Given all the recent media-fueled outrage over the obscene bonuses paid out to AIG executives, I have a simple request: I'd like the same media that have been raising holy hell about AIG to investigate the often completely unjustified compensation of the executives that have been driving the media business into the ground -- often preserving their own cushy jobs while laying off the rank and file and even killing off storied media properties.
Consider New York Attorney General Andrew Cuomo's language in a letter he sent last week to House Financial Services Committee Chairman Barney Frank (adding fuel to the fire that ultimately forced hapless Treasury Secretary Timothy Geithner to finally read the riot act to AIG and prompted Congress to gin up a claw-back tax plan): "These payments were all made to individuals in the subsidiary whose performance led to crushing losses and the near-failure of AIG. Thus, last week, AIG made more than 73 millionaires in the unit which lost so much money that it brought the firm to its knees, forcing a taxpayer bailout. Something is deeply wrong with this outcome."
Now, look around at the mostly New York-based media executives that have been tripping over themselves racing to downsize pretty much anywhere but in the executive suite. Their corporate culture -- salary structure and perks -- continues, in most cases, to be unjustifiably generous. Insanely generous.
The American media business, even before the current global economic apocalypse, has been falling apart -- newspapers especially, of course -- thanks in large part to the performance of corporate "leaders" who were asleep at the wheel while upstart new-media companies (from Google on down) first stole their lunch money in schoolyard muggings nobody was willing to take seriously, and then brazenly robbed more and more of their overall business.
Now entire media sectors are facing not just crushing losses and near-failure but total failure -- in some cases extinction. And in most cases, the corporate overlords who didn't see the internet coming (even 10 years after it arrived!) are still not only in charge but ridiculously well-compensated.
Something, to borrow Andrew Cuomo's words, is deeply wrong with this outcome.

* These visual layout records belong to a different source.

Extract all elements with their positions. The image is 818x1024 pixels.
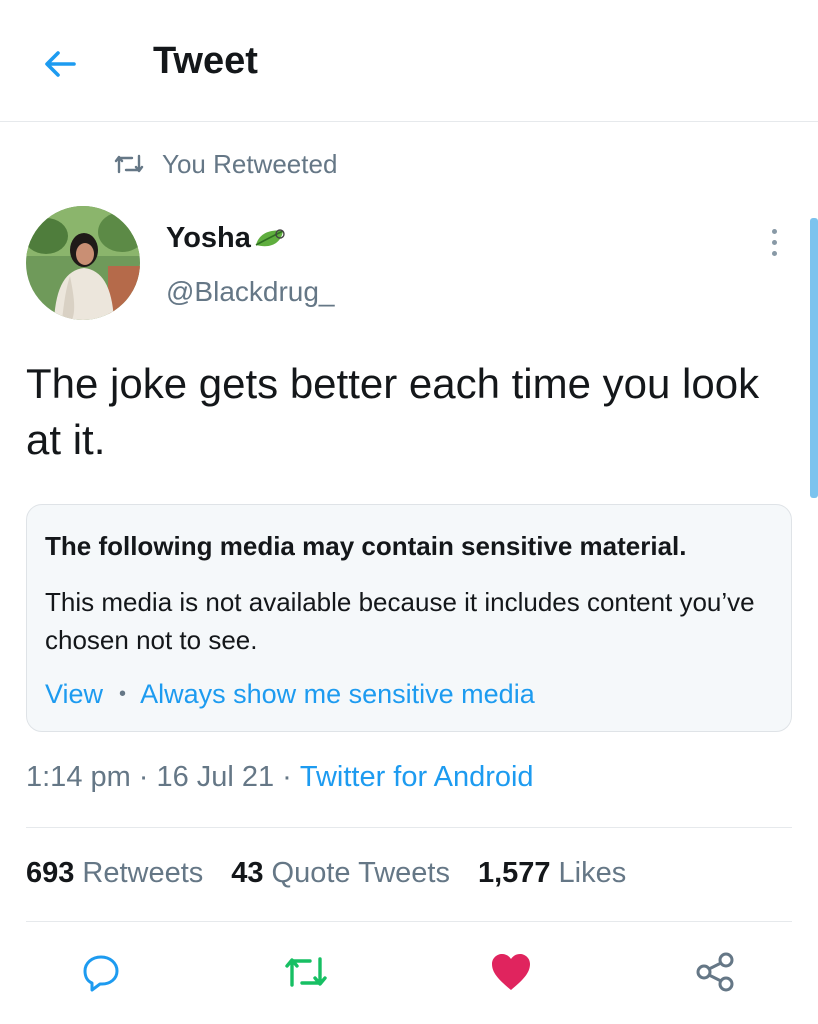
avatar[interactable]	[26, 206, 140, 320]
sensitive-notice-title: The following media may contain sensitiv…	[45, 531, 687, 561]
reply-icon	[83, 955, 119, 992]
sensitive-media-notice: The following media may contain sensitiv…	[26, 504, 792, 732]
author-handle[interactable]: @Blackdrug_	[166, 276, 335, 308]
retweet-icon	[114, 154, 144, 174]
scrollbar-thumb[interactable]	[810, 218, 818, 498]
social-context-label: You Retweeted	[162, 148, 338, 179]
more-dot	[771, 239, 777, 245]
back-button[interactable]	[36, 40, 84, 88]
separator-dot: •	[119, 683, 127, 705]
retweets-count: 693	[26, 857, 75, 889]
social-context: You Retweeted	[114, 146, 337, 182]
reply-button[interactable]	[77, 948, 125, 996]
always-show-sensitive-link[interactable]: Always show me sensitive media	[140, 679, 535, 710]
tweet-source-link[interactable]: Twitter for Android	[300, 761, 534, 794]
page-title: Tweet	[153, 40, 258, 82]
heart-icon	[492, 954, 530, 990]
share-button[interactable]	[691, 948, 739, 996]
likes-label: Likes	[558, 857, 627, 889]
sensitive-notice-actions: View • Always show me sensitive media	[45, 679, 535, 710]
tweet-meta: 1:14 pm · 16 Jul 21 · Twitter for Androi…	[26, 761, 534, 794]
divider	[26, 827, 792, 828]
tweet-text: The joke gets better each time you look …	[26, 360, 760, 463]
author-display-name: Yosha	[166, 222, 251, 254]
arrow-left-icon	[45, 51, 76, 77]
more-dot	[771, 228, 777, 234]
more-dot	[771, 250, 777, 256]
avatar-photo	[26, 206, 140, 320]
sensitive-notice-body: This media is not available because it i…	[45, 587, 755, 655]
tweet-stats: 693 Retweets 43 Quote Tweets 1,577 Likes	[26, 857, 654, 890]
retweet-button[interactable]	[282, 948, 330, 996]
author-name-row[interactable]: Yosha	[166, 222, 287, 255]
divider	[26, 921, 792, 922]
like-button[interactable]	[487, 948, 535, 996]
meta-separator: ·	[138, 761, 149, 793]
quote-tweets-count: 43	[231, 857, 264, 889]
share-icon	[696, 952, 734, 992]
tweet-date: 16 Jul 21	[156, 761, 275, 793]
quote-tweets-label: Quote Tweets	[271, 857, 450, 889]
view-media-link[interactable]: View	[45, 679, 103, 710]
top-app-bar: Tweet	[0, 0, 818, 122]
retweets-label: Retweets	[82, 857, 204, 889]
likes-stat[interactable]: 1,577 Likes	[478, 857, 626, 890]
tweet-time: 1:14 pm	[26, 761, 131, 793]
meta-separator: ·	[282, 761, 292, 793]
quote-tweets-stat[interactable]: 43 Quote Tweets	[231, 857, 450, 890]
more-options-button[interactable]	[760, 222, 788, 262]
retweet-icon	[285, 957, 327, 987]
retweets-stat[interactable]: 693 Retweets	[26, 857, 203, 890]
likes-count: 1,577	[477, 857, 551, 889]
leaf-icon	[255, 228, 285, 246]
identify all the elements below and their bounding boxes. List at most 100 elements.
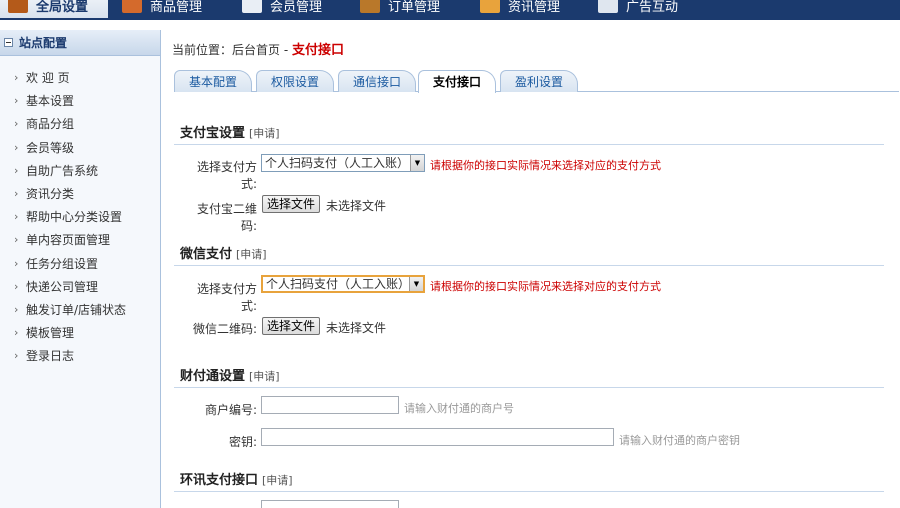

The truth is, the internet isn't waging a war against "old media" so much as it's waging a war against old-media overhead. Before Hearst made the decision to shut down the Seattle Post-Intelligencer last week, it issued a memo to its employees saying, "We see no opportunity for us to publish the P-I on a profitable basis." Declining newspaper revenue aside, if you consider the Hearst executive-suite lifestyle in the posh Hearst trophy tower in Midtown Manhattan, it's not hard to imagine why. Even now, as Hearst is "blazing a trail," as one observer put it to the Columbia Journalism Review, in continuing the P-I as an online-only publication -- radically downsizing the 167-person operation to roughly 40 (20 in the newsroom, 20 on the business side) -- I wonder how much the decks are stacked against the new operation given the contribution it'll have to make to support old-school corporate overhead that's a throwback to the age of media monopolies. At any rate, starting a web-only property in 2009 is so totally not "blazing a trail."
Now, I know what you're thinking: Hearst is a privately held company -- it can do whatever the hell it wants. Unlike AIG and the other companies the government has been bailing out, Hearst hasn't been taking taxpayer money to further reward overpaid numbskulls who destroy value for a living. But in this country we do still give lip service, at least, to the idea that companies involved in producing actual journalism are engaged in something approaching a public trust. And, of course, plenty of big media companies are publicly traded -- so the decisions being made in fancy New York trophy towers are affecting not only American citizens who are seeing the vaunted Fourth Estate wave a white flag, but millions of American shareholders.
What am I asking for here? More media-on-media violence? Yeah, but I'd like to see something a bit more courageous than, say, Jon Stewart bitch-slapping Jim Cramer and CNBC. Shooting fish in a barrel -- another media company's fish -- is great sport and even better TV, but what I'd really like to see, now that the media has collectively consecrated the fake news of the "Daily Show" as realer and more truthful than the real news, is Stewart going ballistic on, say, the guys upstairs: Sumner Redstone and the clowns who have been helping him "run" his media companies.
Redstone, after all, is the ultimate boss of not only the fake news but some real news, too. His ironically named National Amusements controls both Viacom (Comedy Central's parent company) and CBS Corp. Ask the gang at nickel-and-dimed CBS News how they feel about Redstone's leadership.
And let's do the arithmetic on how billionaire Redstone has further enriched himself and his executive ranks while making value-destroying decisions. In its most recent report on Sumner's compensation, covering 2007, BusinessWeek calculated that he pulled in nearly $10 mil; I can't wait for the 2008 numbers to get tallied. Go back a couple years to 2005, when Redstone was still sticking with his brilliant plan to have Les Moonves and Tom Freston co-run Viacom as co-prezzies/co-COOs (before he split the company in two). In that year Redstone pulled down $56 million, and Moonves and Freston pulled down $52 million each. And let's not forget that when Freston got iced out in 2006, he scored a $59 million severance package.
In the bizarro world of American big media, it's no wonder there's no money left for journalism anymore.